When Barkley was drafted by the Giants in 2018 with the No. 2 overall pick out of Penn State, he arrived with a lot of expectations on his shoulders.

He had been a sensation at the collegiate level, setting multiple records for the Nittany Lions and finishing fourth in Heisman Trophy voting in 2017 – coincidentally, Penny’s younger brother Rashaad finished fifth and was also drafted in the first round of the 2018 draft by the Seattle Seahawks.

But arriving into a big market and with that pressure to perform on his shoulders, Penny didn’t see any signs of shying away from the spotlight from Barkley.

“I think that the pressure was something that he embraced. Even though we were having losing seasons, he would just still come to camp, come to training camp, prepared just as better than ever,” Penny, who was in his third NFL season in 2018, said to CNN.

“Each year, he’s just getting better. Like I said, I keep on harping on it – I just think that, like, his preparation and his mindset … (he can) do anything that he wants to do.”

As someone who shared a backfield with Barkley and was in running back meetings with him, Penny got a front row seat to see what has made him such an effective runner, something he’s tried to impart on the young, aspiring players he coaches now.

“Saquon’s a generational guy, so it’s kind of hard to mimic him or trying to be like him physically or athletically, right? The only thing I tell the kids about Saquon is just that his preparation and his competitiveness,” Penny said.

“Like: ‘Yeah kids, you might not be as skilled as Saquon, you might not be as big, as strong, as fast as him, but if you come and attack your day or your whatever you’re doing with his mindset and his preparation,’ that’s what I pretty much tell kids. Preparation and mindset, because there’s no way you can be like Saquon Barkley or play like him. He’s kind of like in a class of his own, but the preparation and the mental is something definitely that they can control, and that’s something that I preach to them about.”

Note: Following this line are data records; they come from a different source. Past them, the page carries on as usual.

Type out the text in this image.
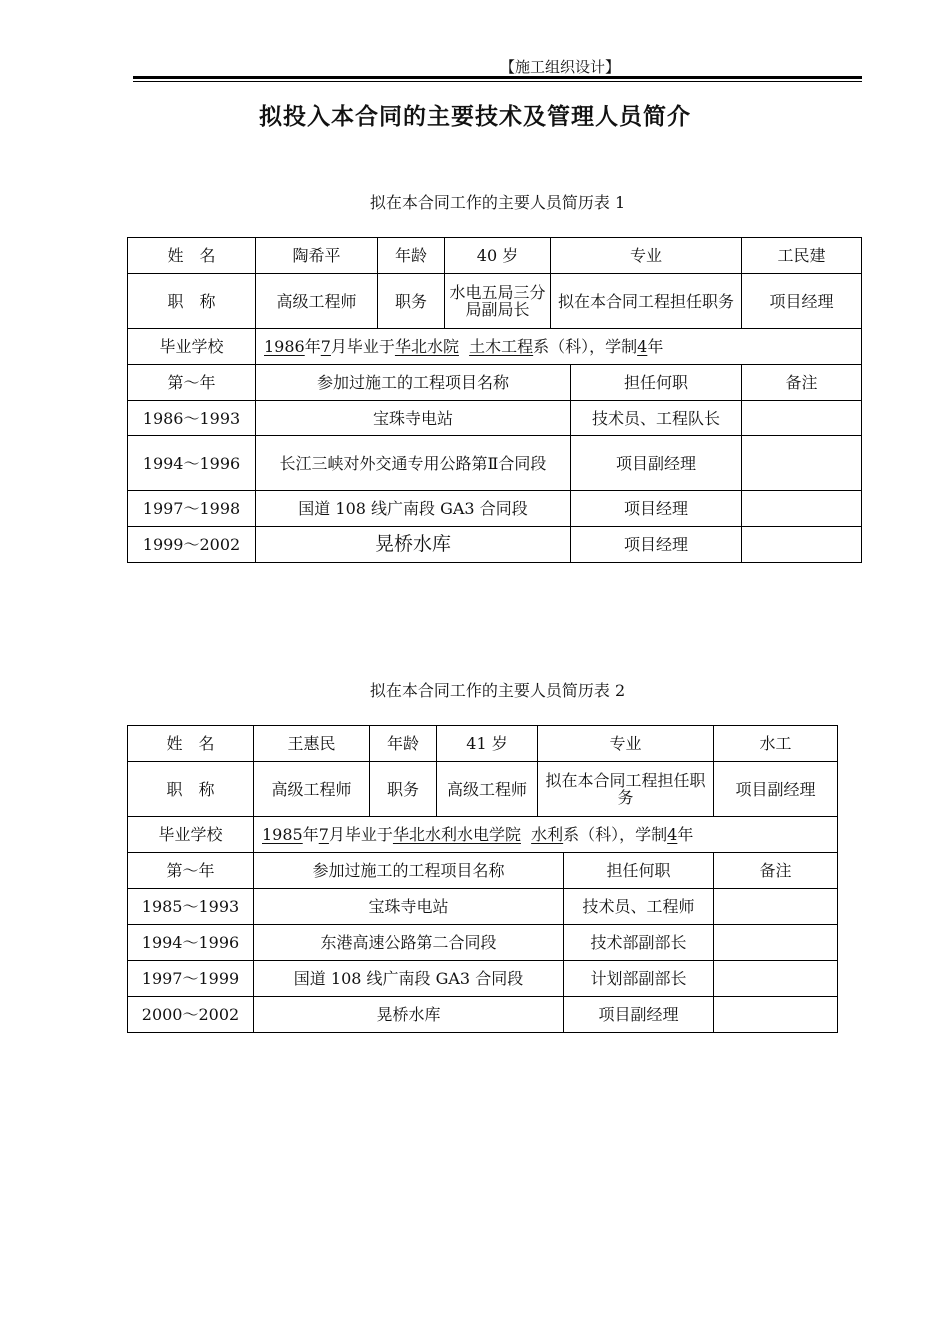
【施工组织设计】
拟投入本合同的主要技术及管理人员简介
拟在本合同工作的主要人员简历表 1
姓　名	陶希平	年龄	40 岁	专业		工民建
职　称	高级工程师	职务	水电五局三分局副局长	拟在本合同工程担任职务		项目经理
毕业学校	1986年7月毕业于华北水院 土木工程系（科），学制4年					
第～年	参加过施工的工程项目名称				担任何职	备注
1986～1993	宝珠寺电站				技术员、工程队长	
1994～1996	长江三峡对外交通专用公路第Ⅱ合同段				项目副经理	
1997～1998	国道 108 线广南段 GA3 合同段				项目经理	
1999～2002	晃桥水库				项目经理	
拟在本合同工作的主要人员简历表 2
姓　名	王惠民	年龄	41 岁	专业		水工
职　称	高级工程师	职务	高级工程师	拟在本合同工程担任职务		项目副经理
毕业学校	1985年7月毕业于华北水利水电学院 水利系（科），学制4年					
第～年	参加过施工的工程项目名称				担任何职	备注
1985～1993	宝珠寺电站				技术员、工程师	
1994～1996	东港高速公路第二合同段				技术部副部长	
1997～1999	国道 108 线广南段 GA3 合同段				计划部副部长	
2000～2002	晃桥水库				项目副经理	
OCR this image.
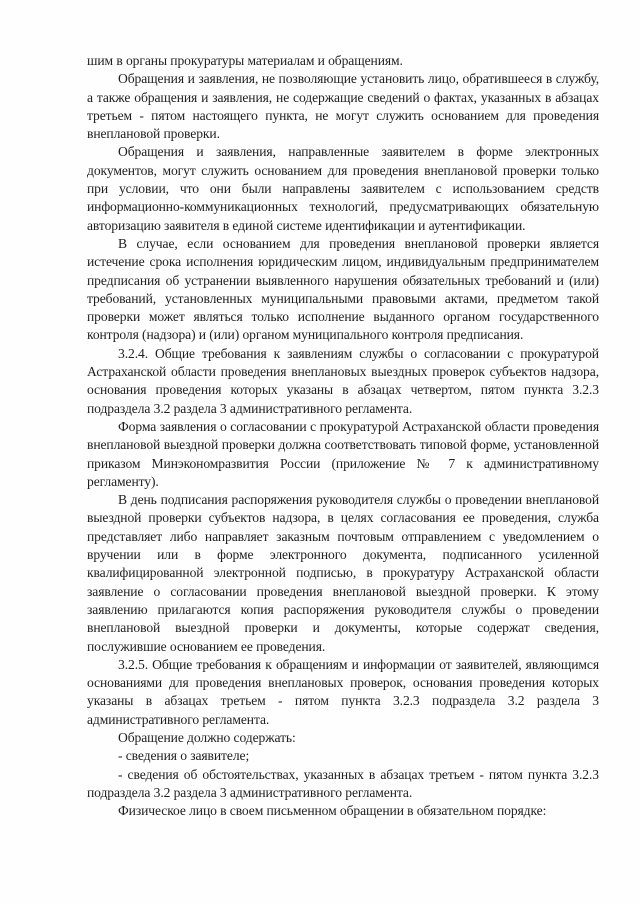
шим в органы прокуратуры материалам и обращениям.

Обращения и заявления, не позволяющие установить лицо, обратившееся в службу, а также обращения и заявления, не содержащие сведений о фактах, указанных в абзацах третьем - пятом настоящего пункта, не могут служить основанием для проведения внеплановой проверки.

Обращения и заявления, направленные заявителем в форме электронных документов, могут служить основанием для проведения внеплановой проверки только при условии, что они были направлены заявителем с использованием средств информационно-коммуникационных технологий, предусматривающих обязательную авторизацию заявителя в единой системе идентификации и аутентификации.

В случае, если основанием для проведения внеплановой проверки является истечение срока исполнения юридическим лицом, индивидуальным предпринимателем предписания об устранении выявленного нарушения обязательных требований и (или) требований, установленных муниципальными правовыми актами, предметом такой проверки может являться только исполнение выданного органом государственного контроля (надзора) и (или) органом муниципального контроля предписания.

3.2.4. Общие требования к заявлениям службы о согласовании с прокуратурой Астраханской области проведения внеплановых выездных проверок субъектов надзора, основания проведения которых указаны в абзацах четвертом, пятом пункта 3.2.3 подраздела 3.2 раздела 3 административного регламента.

Форма заявления о согласовании с прокуратурой Астраханской области проведения внеплановой выездной проверки должна соответствовать типовой форме, установленной приказом Минэкономразвития России (приложение № 7 к административному регламенту).

В день подписания распоряжения руководителя службы о проведении внеплановой выездной проверки субъектов надзора, в целях согласования ее проведения, служба представляет либо направляет заказным почтовым отправлением с уведомлением о вручении или в форме электронного документа, подписанного усиленной квалифицированной электронной подписью, в прокуратуру Астраханской области заявление о согласовании проведения внеплановой выездной проверки. К этому заявлению прилагаются копия распоряжения руководителя службы о проведении внеплановой выездной проверки и документы, которые содержат сведения, послужившие основанием ее проведения.

3.2.5. Общие требования к обращениям и информации от заявителей, являющимся основаниями для проведения внеплановых проверок, основания проведения которых указаны в абзацах третьем - пятом пункта 3.2.3 подраздела 3.2 раздела 3 административного регламента.

Обращение должно содержать:

- сведения о заявителе;

- сведения об обстоятельствах, указанных в абзацах третьем - пятом пункта 3.2.3 подраздела 3.2 раздела 3 административного регламента.

Физическое лицо в своем письменном обращении в обязательном порядке:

While Barkley is one of just nine running backs to ever eclipse the 2,000-yard rushing mark, Penny isn’t ruling out Barkley becoming the first to do it twice in his career.

Penny also sees plenty of maturity from Barkley, with his experience in the league giving him the platform to be more productive with the ball in his hands and hit more regularly on those “home runs.”

And despite recognizing the pushback he might receive, Penny was adamant in where he believes Barkley ranks in the pantheon of great rushers.

The Eagles have relied on Barkley's running ability in their run to Super Bowl LIX. Ronald Martinez/Getty Images

“I think Saquon Barkley is the best running back to ever play this game,” he said emphatically. “And I know that it’s early in his career. I know that he’s in year seven. I know it’s still kind of like early.

“He’s not done yet. But when you talk about a guy that can do it all at the position – pass protection, catch the ball, run the ball – he checks all three boxes. Then you look at: ‘OK, can he hit a home run for me?’ The guy can go 80, 60, he can stretch the field however you want. Can he close the game out for me? He closed a lot of games out. Can he make the first person miss? Yes, he can.

“He just checks every single box that all the great running backs check. But when you talk about just the running style and the gracefulness of how he runs, there’s nobody in the history of the game – and I can say that confidently – nobody in the history of the game that’s like Saquon Barkley. So I’ll rank him No. 1 on my running back all-time list.”